何より、そんな都合のいい夢に溺れて、現実を直視していなかった自分が恥ずかしい。
ハマーが、しゃがみ込んで俺の顔を覗き込んだ。
その表情は、いつになく真剣だった。
「旦那様。……夢でよかったじゃありませんか」
「……え?」
「もし本当に大金を手に入れていたら、旦那様はどうなっていましたか? きっと、毎日酒に溺れ、身体を壊し、最後は廃人になっていたでしょう」
ハマーは俺の手を握った。
その手は小さくて、温かかった。
「旦那様には才能があります。【鑑定眼】も【強運】も、素晴らしいスキルです。それを正しく使えば、夢なんかよりもっと素晴らしい現実が、必ず手に入ります」
「ハマー……」
「私は信じています。

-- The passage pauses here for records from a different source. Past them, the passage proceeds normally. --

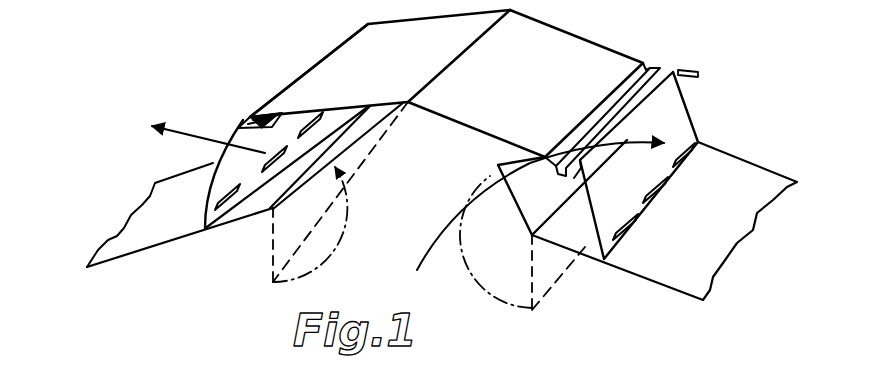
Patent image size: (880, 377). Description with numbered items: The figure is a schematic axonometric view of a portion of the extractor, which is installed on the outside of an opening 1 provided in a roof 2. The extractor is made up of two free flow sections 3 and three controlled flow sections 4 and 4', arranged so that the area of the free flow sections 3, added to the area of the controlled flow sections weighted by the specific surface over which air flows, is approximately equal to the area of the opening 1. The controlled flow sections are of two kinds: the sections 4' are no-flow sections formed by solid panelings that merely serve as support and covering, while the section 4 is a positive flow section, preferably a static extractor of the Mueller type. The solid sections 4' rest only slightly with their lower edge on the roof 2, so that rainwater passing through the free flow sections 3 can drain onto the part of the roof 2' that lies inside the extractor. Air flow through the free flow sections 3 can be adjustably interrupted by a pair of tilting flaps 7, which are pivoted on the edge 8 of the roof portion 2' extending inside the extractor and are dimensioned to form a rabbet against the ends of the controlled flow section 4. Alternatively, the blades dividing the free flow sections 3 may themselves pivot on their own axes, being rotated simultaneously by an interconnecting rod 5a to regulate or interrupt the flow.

The opening 1 is at (421, 195).
The roof 2 is at (442, 215).
The roof portion extending inside the extractor 2' is at (562, 229).
The free flow section 3 is at (242, 118).
The controlled flow section 4 is at (446, 79).
The no-flow controlled flow section 4' is at (440, 181).
The interconnecting rod 5a is at (698, 73).
The tilting flap 7 is at (356, 133).
The edge of the roof portion 8 is at (553, 218).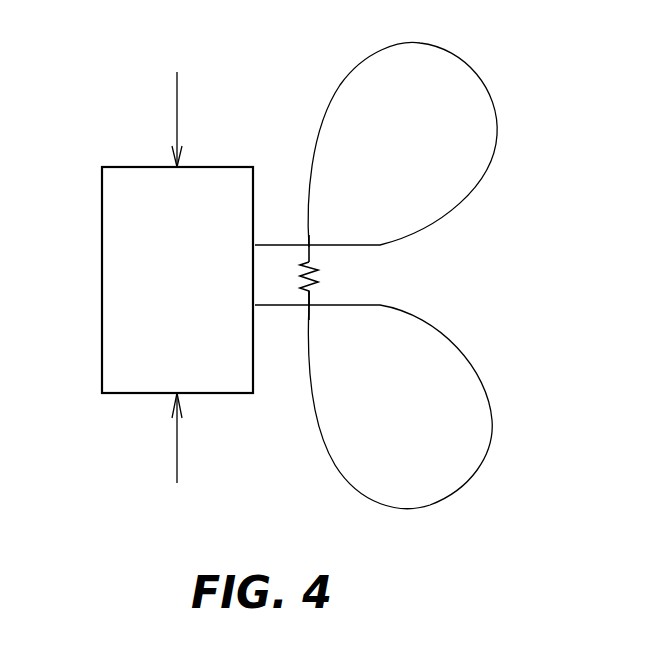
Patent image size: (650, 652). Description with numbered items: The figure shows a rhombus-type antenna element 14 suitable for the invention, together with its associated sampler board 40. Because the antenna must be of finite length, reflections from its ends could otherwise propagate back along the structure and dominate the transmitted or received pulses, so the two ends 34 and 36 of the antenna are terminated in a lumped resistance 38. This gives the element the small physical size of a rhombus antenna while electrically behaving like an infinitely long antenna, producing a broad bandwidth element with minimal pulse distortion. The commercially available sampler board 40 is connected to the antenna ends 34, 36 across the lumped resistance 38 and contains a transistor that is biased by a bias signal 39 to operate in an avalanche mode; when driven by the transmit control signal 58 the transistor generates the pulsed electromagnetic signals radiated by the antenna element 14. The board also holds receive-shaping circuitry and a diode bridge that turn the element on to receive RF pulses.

The antenna element 14 is at (511, 130).
The end of the antenna 34 is at (309, 242).
The end of the antenna 36 is at (310, 310).
The lumped resistance 38 is at (318, 268).
The bias signal 39 is at (177, 92).
The sampler board 40 is at (102, 245).
The transmit control signal 58 is at (177, 448).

だから……もう一度、やり直しましょう?」
その言葉が、胸に突き刺さった。
こんなダメな俺を、こいつはずっと信じてくれていたのか。
俺は、なんて馬鹿だったんだ。
俺は涙を拭い、ハマーの手を握り返した。
「……ああ。わかった」
俺は誓った。
酒はもう飲まない。
真面目に働く。
そしていつか、ハマーに楽をさせてやる。夢じゃなく、現実で。
「俺、今日から心を入れ替えるよ。死ぬ気で働いてみせる」
「はい。期待していますよ、旦那様」
ハマーはにっこりと微笑んだ。
その笑顔は、どんな宝石よりも輝いて見えた。